On the way back to Canada, I was coughing so hard during the flight that I tore my rib muscles. It’s sore and painful, difficult to breathe and worse to sleep. I visited a walk-in-clinic the same day and was prescribed oxycodone. Now let’s spend a moment to talk about oxycodone, that stuff is great. People keep reminding me not to get addicted and rightly so, the liquid is pure magic. It was the first proper night’s sleep I had had in a month and was such a welcome respite.
Today I took my two X-rays, blood test results, medicines, doctors’ notes and everything else to my family doctor. My pre-op is on Thursday the 18th and they wanted him to fill out some paperwork. I related all the above info and my recent medical history to the family doctor. I have to take his report to my pre-op on Thursday when they will actually decide if I can go ahead with surgery on the 24th. He’s not sure if the anaesthesiologist will be okay with the cough I’ve got.
“We don’t want bronchospasm during the operation,” he said. No we most certainly do not.
Although I knew that surgery being postponed was a possibility, it feels more real now. I don’t know what I want anymore. I don’t want surgery now, but then again I don’t think I’ll ever want surgery. I wanted more time to look into alternative options to surgery. It might be safer to just have the thyroidectomy now, rather than wait, but there are also consequences to living without a thyroid. I also just want things to go back to `normal` or what I knew.

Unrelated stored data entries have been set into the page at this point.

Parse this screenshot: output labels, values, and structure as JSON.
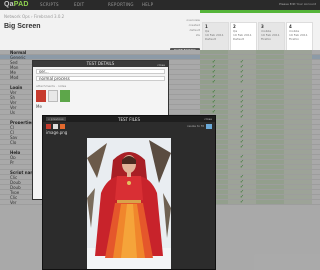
{
  "app": {
    "logo_prefix": "Qa",
    "logo_suffix": "PAD",
    "top_right": "Please Edit Your Account"
  },
  "nav": [
    "SCRIPTS",
    "EDIT",
    "REPORTING",
    "HELP"
  ],
  "header": {
    "breadcrumb": "Network Ops  ›  Firebrand 3.0.2",
    "title": "Big Screen",
    "meta": [
      "overview",
      "created",
      "default",
      "ids"
    ],
    "button": "DONE EDITING",
    "columns": [
      {
        "title": "1",
        "lines": [
          "Qa",
          "19 Feb 2011",
          "Default"
        ]
      },
      {
        "title": "2",
        "lines": [
          "Qa",
          "19 Feb 2011",
          "Default"
        ]
      },
      {
        "title": "3",
        "lines": [
          "mobile",
          "19 Feb 2011",
          "Firefox"
        ]
      },
      {
        "title": "4",
        "lines": [
          "mobile",
          "19 Feb 2011",
          "Firefox"
        ]
      }
    ]
  },
  "grid": {
    "rows": [
      {
        "num": "",
        "name": "Normal",
        "section": true,
        "checks": [
          0,
          0,
          0,
          0
        ]
      },
      {
        "num": "",
        "name": "Generic",
        "hl": true,
        "checks": [
          0,
          0,
          0,
          0
        ]
      },
      {
        "num": "",
        "name": "Sed",
        "checks": [
          1,
          1,
          0,
          0
        ]
      },
      {
        "num": "",
        "name": "Mon",
        "checks": [
          1,
          1,
          0,
          0
        ]
      },
      {
        "num": "",
        "name": "Me",
        "checks": [
          1,
          1,
          0,
          0
        ]
      },
      {
        "num": "",
        "name": "Mod",
        "checks": [
          1,
          1,
          0,
          0
        ]
      },
      {
        "num": "",
        "name": "",
        "checks": [
          1,
          1,
          0,
          0
        ]
      },
      {
        "num": "",
        "name": "Login",
        "section": true,
        "checks": [
          0,
          0,
          0,
          0
        ]
      },
      {
        "num": "",
        "name": "Ver",
        "checks": [
          1,
          1,
          0,
          0
        ]
      },
      {
        "num": "",
        "name": "Sh",
        "checks": [
          1,
          1,
          0,
          0
        ]
      },
      {
        "num": "",
        "name": "Ver",
        "checks": [
          1,
          1,
          0,
          0
        ]
      },
      {
        "num": "",
        "name": "Ver",
        "checks": [
          1,
          1,
          0,
          0
        ]
      },
      {
        "num": "",
        "name": "Us",
        "checks": [
          1,
          1,
          0,
          0
        ]
      },
      {
        "num": "",
        "name": "",
        "checks": [
          1,
          1,
          0,
          0
        ]
      },
      {
        "num": "",
        "name": "Properties",
        "section": true,
        "checks": [
          0,
          0,
          0,
          0
        ]
      },
      {
        "num": "",
        "name": "Cl",
        "checks": [
          1,
          1,
          0,
          0
        ]
      },
      {
        "num": "",
        "name": "Cl",
        "checks": [
          1,
          1,
          0,
          0
        ]
      },
      {
        "num": "",
        "name": "Sav",
        "checks": [
          1,
          1,
          0,
          0
        ]
      },
      {
        "num": "",
        "name": "Clo",
        "checks": [
          1,
          1,
          0,
          0
        ]
      },
      {
        "num": "",
        "name": "",
        "checks": [
          1,
          1,
          0,
          0
        ]
      },
      {
        "num": "",
        "name": "Help",
        "section": true,
        "checks": [
          0,
          0,
          0,
          0
        ]
      },
      {
        "num": "",
        "name": "Op",
        "checks": [
          1,
          1,
          0,
          0
        ]
      },
      {
        "num": "",
        "name": "Pr",
        "checks": [
          1,
          1,
          0,
          0
        ]
      },
      {
        "num": "",
        "name": "",
        "checks": [
          1,
          1,
          0,
          0
        ]
      },
      {
        "num": "",
        "name": "Script name",
        "section": true,
        "checks": [
          0,
          0,
          0,
          0
        ]
      },
      {
        "num": "",
        "name": "Clic",
        "checks": [
          1,
          1,
          0,
          0
        ]
      },
      {
        "num": "",
        "name": "Doub",
        "checks": [
          1,
          1,
          0,
          0
        ]
      },
      {
        "num": "",
        "name": "Doub",
        "checks": [
          1,
          1,
          0,
          0
        ]
      },
      {
        "num": "",
        "name": "Type",
        "checks": [
          1,
          1,
          0,
          0
        ]
      },
      {
        "num": "",
        "name": "Clic",
        "checks": [
          1,
          1,
          0,
          0
        ]
      },
      {
        "num": "",
        "name": "Ver",
        "checks": [
          1,
          1,
          0,
          0
        ]
      }
    ]
  },
  "back_modal": {
    "title": "TEST DETAILS",
    "close": "close",
    "field1": "ser...",
    "field2": "normal process",
    "sub": "attachments · notes",
    "text": "Me"
  },
  "modal": {
    "title": "TEST FILES",
    "prev": "« previous",
    "close": "close",
    "filename": "image.png",
    "zoom_label": "resize to fit"
  },
  "colors": {
    "accent_green": "#55b53a",
    "check_green": "#3fa43a",
    "highlight": "#cfe4f7",
    "dress_red": "#c8232b"
  }
}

Finding a new normal has been difficult.
When the immune system is down, the body is just so vulnerable. Eat healthy, staying active and reducing stress are all great in theory but ughh, in practice it is just so much harder. So today, I feel sad. I feel uncertain. My rib muscles still hurt every time I cough. Tonight when I wake up coughing, I`ll have to decide, once again, if the oxycodone bottle is coming out. Confuzzled feelings are a part of the process but oh are they frustrating.
So all in all, 2014 has not been my year for the best health. Concussion, Cancer, Bronchities are the big three. Let`s hope there isn`t enough time left in the year for anything else.